ETS de Ingenieros Informáticos, Universidad Politécnica de Madrid Madrid, Spain.
Front Plant Sci. 2016 May 12;7:641. doi: 10.3389/fpls.2016.00641. eCollection 2016.
Pathogen-Host interaction data is core to our understanding of disease processes and their molecular/genetic bases. Facile access to such core data is particularly important for the plant sciences, where individual genetic and phenotypic observations have the added complexity of being dispersed over a wide diversity of plant species vs. the relatively fewer host species of interest to biomedical researchers. Recently, an international initiative interested in scholarly data publishing proposed that all scientific data should be "FAIR"-Findable, Accessible, Interoperable, and Reusable. In this work, we describe the process of migrating a database of notable relevance to the plant sciences-the Pathogen-Host Interaction Database (PHI-base)-to a form that conforms to each of the FAIR Principles. We discuss the technical and architectural decisions, and the migration pathway, including observations of the difficulty and/or fidelity of each step. We examine how multiple FAIR principles can be addressed simultaneously through careful design decisions, including making data FAIR for both humans and machines with minimal duplication of effort. We note how FAIR data publishing involves more than data reformatting, requiring features beyond those exhibited by most life science Semantic Web or Linked Data resources. We explore the value-added by completing this FAIR data transformation, and then test the result through integrative questions that could not easily be asked over traditional Web-based data resources. Finally, we demonstrate the utility of providing explicit and reliable access to provenance information, which we argue enhances citation rates by encouraging and facilitating transparent scholarly reuse of these valuable data holdings.

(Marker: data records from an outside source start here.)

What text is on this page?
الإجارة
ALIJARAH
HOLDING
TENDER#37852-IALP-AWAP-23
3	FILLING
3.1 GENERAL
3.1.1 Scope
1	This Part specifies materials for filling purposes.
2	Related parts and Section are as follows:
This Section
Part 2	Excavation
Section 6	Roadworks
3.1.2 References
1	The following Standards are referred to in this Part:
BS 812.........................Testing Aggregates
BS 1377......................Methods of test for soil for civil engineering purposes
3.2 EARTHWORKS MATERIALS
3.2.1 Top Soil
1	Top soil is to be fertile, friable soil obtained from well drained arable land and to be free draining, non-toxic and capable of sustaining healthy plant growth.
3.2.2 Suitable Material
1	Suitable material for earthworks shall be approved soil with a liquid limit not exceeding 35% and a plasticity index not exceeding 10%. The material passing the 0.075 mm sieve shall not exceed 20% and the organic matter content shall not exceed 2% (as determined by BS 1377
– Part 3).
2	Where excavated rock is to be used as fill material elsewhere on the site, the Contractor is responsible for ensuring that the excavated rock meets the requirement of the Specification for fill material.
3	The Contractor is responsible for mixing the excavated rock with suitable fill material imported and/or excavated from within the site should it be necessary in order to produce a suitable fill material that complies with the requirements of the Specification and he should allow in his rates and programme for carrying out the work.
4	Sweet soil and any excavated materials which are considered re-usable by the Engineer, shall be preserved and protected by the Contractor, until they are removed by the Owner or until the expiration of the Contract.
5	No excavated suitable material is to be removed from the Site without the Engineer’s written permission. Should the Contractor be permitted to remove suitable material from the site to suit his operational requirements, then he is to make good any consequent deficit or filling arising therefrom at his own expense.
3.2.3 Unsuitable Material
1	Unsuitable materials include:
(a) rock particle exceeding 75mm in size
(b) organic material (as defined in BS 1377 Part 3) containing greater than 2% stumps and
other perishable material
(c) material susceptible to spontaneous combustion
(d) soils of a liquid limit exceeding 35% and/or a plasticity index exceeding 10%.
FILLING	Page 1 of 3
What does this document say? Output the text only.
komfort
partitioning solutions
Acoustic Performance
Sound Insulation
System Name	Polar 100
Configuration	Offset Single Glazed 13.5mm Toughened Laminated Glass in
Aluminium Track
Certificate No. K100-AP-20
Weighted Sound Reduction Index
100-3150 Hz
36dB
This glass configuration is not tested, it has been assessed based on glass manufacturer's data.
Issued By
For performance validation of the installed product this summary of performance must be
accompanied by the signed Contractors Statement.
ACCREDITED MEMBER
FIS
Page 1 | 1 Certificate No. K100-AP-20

病原体-宿主相互作用数据是我们理解疾病过程及其分子/遗传基础的核心。轻松获取此类核心数据对植物科学尤为重要,因为与生物医学研究人员感兴趣的宿主物种相对较少相比,个体遗传和表型观察在众多植物物种中更为分散。最近,一个关注学术数据发布的国际倡议提出,所有科学数据都应“FAIR”——即可查找、可访问、可互操作和可重用。在这项工作中,我们描述了将一个与植物科学显著相关的数据库——病原体-宿主相互作用数据库(PHI-base)迁移到符合每个FAIR原则的形式的过程。我们讨论了技术和架构决策以及迁移路径,包括对每个步骤的难度和/或保真度的观察。我们研究了如何通过精心的设计决策同时满足多个FAIR原则,包括以最小的工作量使数据对人类和机器都具有FAIR性。我们注意到FAIR数据发布不仅仅涉及数据重新格式化,还需要超越大多数生命科学语义网或关联数据资源所具备的功能。我们探讨了完成这种FAIR数据转换所带来的附加值,然后通过基于传统网络数据资源难以提出的综合问题来测试结果。最后,我们展示了提供明确且可靠的出处信息的效用,我们认为这通过鼓励和促进对这些宝贵数据资产的透明学术重用提高了引用率。